We spent the day moving in the rain. Not exactly ideal. Because we’re in transition (when are we not in transition?), we’re staying in a friend’s office building, which I can’t quite call home. Still, I’m grateful for the space and the free internet that comes with it. Oh – and the Starbucks just two blocks away definitely helps.
I’m now surrounded by boxes that have to be sorted through and pared down to fit in my car for the drive back across the country. Even though we tend to live fairly lean in terms of material possessions, it’s amazing how much stuff we’ve accumulated since moving to DC.
The other day I read an article in the Wall Street Journal about eight small business owners who have had to make drastic cuts to cope with the prolonged downturn. I thought the prevailing message would be one of fear, but as it turns out, most expressed gratitude for the circumstances that forced them to downsize: “We’re so much happier…I feel more fulfilled…I’m totally pumped.”
In his book “Enough,” Will Samson talks about our propensity to be consumed by stuff rather than substance. The battle for contentment in a world of conspicuous consumption is not new. Three thousand years ago, King Solomon asked God for two favors: 1) remove from me falsehood and lying and 2) give me neither poverty nor riches, but feed me with the food that is needful for me.

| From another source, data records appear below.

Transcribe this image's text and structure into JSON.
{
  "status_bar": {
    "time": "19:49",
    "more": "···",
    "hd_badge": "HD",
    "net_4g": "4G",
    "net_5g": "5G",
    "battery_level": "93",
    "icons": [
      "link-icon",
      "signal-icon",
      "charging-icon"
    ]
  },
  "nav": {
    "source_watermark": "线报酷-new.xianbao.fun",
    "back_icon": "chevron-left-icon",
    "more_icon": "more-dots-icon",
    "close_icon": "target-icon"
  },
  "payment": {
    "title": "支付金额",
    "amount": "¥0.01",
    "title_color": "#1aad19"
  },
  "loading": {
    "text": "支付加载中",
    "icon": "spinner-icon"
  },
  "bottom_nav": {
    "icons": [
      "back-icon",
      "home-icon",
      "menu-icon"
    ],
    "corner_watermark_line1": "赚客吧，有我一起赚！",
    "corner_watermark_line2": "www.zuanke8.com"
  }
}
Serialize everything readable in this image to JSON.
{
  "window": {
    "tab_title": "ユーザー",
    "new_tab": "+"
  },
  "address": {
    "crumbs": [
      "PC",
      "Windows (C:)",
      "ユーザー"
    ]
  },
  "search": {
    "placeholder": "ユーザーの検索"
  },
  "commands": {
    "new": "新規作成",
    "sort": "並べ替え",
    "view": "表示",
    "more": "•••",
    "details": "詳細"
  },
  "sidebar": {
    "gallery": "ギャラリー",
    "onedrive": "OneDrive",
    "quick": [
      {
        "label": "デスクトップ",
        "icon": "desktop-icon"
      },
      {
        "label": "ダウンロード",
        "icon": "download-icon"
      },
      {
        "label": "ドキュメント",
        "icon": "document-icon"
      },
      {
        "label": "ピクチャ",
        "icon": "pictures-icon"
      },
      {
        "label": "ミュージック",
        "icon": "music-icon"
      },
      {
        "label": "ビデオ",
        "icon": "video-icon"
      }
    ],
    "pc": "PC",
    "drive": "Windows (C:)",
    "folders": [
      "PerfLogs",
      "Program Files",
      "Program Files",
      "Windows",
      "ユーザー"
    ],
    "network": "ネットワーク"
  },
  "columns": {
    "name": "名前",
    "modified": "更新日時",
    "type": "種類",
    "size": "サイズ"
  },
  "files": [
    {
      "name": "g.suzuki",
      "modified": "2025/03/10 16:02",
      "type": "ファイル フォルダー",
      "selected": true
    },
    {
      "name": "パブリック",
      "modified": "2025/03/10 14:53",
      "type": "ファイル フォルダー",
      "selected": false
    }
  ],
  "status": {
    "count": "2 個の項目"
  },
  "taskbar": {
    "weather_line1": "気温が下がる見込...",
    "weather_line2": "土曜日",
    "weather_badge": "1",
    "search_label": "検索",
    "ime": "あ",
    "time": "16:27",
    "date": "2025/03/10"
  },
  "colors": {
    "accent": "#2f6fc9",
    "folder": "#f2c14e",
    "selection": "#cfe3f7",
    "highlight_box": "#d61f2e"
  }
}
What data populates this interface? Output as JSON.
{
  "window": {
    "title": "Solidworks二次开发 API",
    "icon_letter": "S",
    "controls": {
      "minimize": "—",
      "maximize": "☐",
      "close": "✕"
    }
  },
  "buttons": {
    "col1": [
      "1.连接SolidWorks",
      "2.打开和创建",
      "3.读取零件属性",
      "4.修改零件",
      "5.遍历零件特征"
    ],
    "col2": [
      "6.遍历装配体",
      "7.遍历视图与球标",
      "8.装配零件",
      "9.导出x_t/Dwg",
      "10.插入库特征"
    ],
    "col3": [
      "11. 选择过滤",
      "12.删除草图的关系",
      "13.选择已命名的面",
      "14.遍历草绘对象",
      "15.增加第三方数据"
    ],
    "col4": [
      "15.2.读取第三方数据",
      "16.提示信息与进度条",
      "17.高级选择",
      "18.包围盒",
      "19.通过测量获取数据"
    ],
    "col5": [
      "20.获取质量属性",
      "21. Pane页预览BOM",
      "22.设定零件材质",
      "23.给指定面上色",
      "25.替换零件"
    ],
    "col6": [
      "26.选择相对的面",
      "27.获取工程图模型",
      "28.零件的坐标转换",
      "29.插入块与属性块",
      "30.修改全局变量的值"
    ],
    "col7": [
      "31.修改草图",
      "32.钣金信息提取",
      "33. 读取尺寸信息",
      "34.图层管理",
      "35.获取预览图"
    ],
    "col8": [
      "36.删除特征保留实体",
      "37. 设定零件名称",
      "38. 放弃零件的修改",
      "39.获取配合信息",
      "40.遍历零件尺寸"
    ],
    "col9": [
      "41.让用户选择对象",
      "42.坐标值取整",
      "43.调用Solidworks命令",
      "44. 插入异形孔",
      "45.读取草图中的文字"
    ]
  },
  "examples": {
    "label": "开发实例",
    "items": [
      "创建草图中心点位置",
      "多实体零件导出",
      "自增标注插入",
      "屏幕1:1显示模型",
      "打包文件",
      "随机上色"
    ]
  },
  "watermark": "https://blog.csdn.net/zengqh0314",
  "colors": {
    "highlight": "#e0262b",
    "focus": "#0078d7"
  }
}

So, how much is enough? Jesus first dispatched His disciples to the mission field without so much as an overnight bag or even a wallet. Once they knew they could trust Him for provision, He let them take a few essentials, but they traveled light through the world. Some preachers have argued that Jesus possessed a lot of wealth because He had a treasurer and garments so valuable the guards all wanted them. That could have been the case, but the point is, He didn’t talk about it.
What He did say over and over again was to not let your stuff get the best of you.